The venue became much loved over the course of its history, but eventually it fell into disrepair. In 2018, Hayward Field underwent a significant remodel, completed in spring 2020. The remodel expanded seating from 12,650 to almost 25,000. A new addition as of this year is the Visual Experience Board, which houses more than 5,000 square feet of video screen, making it the largest permanent video screen for a track and field stadium in the country. Coach Hayward is honored here as well, in a metal image that greets fans arriving from Powell Plaza, blending past and present. (Powell Plaza marks the northeast entrance and is named for Lloyd Powell, a beloved UO football and track athlete.)

Bill Bowerman. Photo courtesy of Nike
Bill Bowerman. Photo courtesy of Nike

Nike and the Waffle Sole

Bill Bowerman was a protégé of Bill Hayward. Bowerman, born in Portland, came to the University of Oregon in 1929 to play football and study journalism. It was Hayward who suggested he join the track team. He took over the track program in 1949 and ran it until 1973. Assistant coach Bill Dellinger took over the program after Bowerman’s retirement in 1972. Bowerman led his teams to four NCAA Championships and coached the likes of track all-stars Jim Bailey, Bill Dellinger, Harry Jerome, Kenny Moore, Lloyd Powell, and Steve Prefontaine. Bowerman played a key part in attracting the track trials to Eugene in ’72, ’76, and ’80, and enhanced the athletics program with ideals such as high-altitude training. His personal and professional interest in jogging and track helped propel interest in the sport, starting in the late 1950s when he helped form what grew into the Oregon Track Club. 

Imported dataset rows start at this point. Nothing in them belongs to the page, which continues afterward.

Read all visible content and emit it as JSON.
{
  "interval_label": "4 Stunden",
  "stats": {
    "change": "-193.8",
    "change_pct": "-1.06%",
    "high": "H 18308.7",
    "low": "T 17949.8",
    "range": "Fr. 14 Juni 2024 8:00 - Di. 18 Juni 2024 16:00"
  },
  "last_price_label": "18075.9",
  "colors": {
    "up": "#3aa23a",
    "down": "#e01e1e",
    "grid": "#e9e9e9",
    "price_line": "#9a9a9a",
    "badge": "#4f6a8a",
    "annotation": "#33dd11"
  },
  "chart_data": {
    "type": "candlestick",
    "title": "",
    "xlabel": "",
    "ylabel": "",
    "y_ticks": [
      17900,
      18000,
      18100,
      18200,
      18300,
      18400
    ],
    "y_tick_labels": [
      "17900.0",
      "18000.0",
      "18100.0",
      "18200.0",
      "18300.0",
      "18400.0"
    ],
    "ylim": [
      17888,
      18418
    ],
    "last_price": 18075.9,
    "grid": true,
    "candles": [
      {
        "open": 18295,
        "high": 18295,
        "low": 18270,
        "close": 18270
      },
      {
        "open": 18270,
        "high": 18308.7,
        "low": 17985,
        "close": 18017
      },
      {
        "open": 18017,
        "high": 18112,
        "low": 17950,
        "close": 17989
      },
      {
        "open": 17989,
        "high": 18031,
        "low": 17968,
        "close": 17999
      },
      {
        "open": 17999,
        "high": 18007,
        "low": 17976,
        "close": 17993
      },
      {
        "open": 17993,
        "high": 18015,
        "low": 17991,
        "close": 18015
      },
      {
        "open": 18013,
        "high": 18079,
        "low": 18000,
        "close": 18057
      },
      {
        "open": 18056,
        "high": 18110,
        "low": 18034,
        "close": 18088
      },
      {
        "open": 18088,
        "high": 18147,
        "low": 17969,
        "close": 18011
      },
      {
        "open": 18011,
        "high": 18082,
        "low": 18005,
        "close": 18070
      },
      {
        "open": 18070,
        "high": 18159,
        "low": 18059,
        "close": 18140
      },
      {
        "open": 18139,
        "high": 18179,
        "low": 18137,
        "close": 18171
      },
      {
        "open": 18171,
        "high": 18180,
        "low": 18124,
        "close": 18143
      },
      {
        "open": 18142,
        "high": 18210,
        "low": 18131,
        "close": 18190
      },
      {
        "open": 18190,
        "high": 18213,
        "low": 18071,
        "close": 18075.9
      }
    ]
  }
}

Bowerman’s book Jogging, which was published in 1967, sold over a million copies. Enter Prefontaine, who enrolled in the UO in 1969. In the midst of this surge of interest, Pre immediately started shattering records. In 1970, Hayward Field installed an all-weather urethane surface, and Bowerman started looking for a way to make track shoes lighter, faster, and able to grip the new surface. He noticed the grooves on his wife’s waffle iron one day, and it dawned on him that the shape might perform in the way he was envisioning for shoes. Bowerman started Nike in 1971, complete with the swoosh, and in 1973 signed its first star runner — Prefontaine. 

Running Into The Future

In 2008 (and again in 2012), Vin Lananna was co-chair for the Olympic Trials. During his tenure, Oregon won six NCAA titles and 13 conference titles. In 2007 and 2008 he was honored as the national men’s cross country coach of the year. He served as Team USA’s head coach for the 2011 IAAF World Championships in South Korea. In an article for Eugene Magazine’s Summer 2008 issue, he wrote, “The spirit of TrackTown USA isn’t confined to the track at Hayward Field. Walkers, joggers, and runners fill the beautiful trails that wind throughout Eugene and the surrounding hills. Runners of all ages and all abilities come to run beside the Willamette River and to visit Pre’s Rock. All those who love TrackTown USA are caretakers of its great history and are participants in its exciting future. We have the opportunity to revolutionize the sport of track and field again, inspire a new generation of spectators and participants, and advance our community on the national and international stage.” 

At the time — when Bowerman invented his waffle sole, when Pre broke record after record, when countless runners ran their personal best at Hayward Field — no one could have predicted where we would end up. We have that history now to savor and take to the future of whatever the next 50 years of running in Eugene will bring.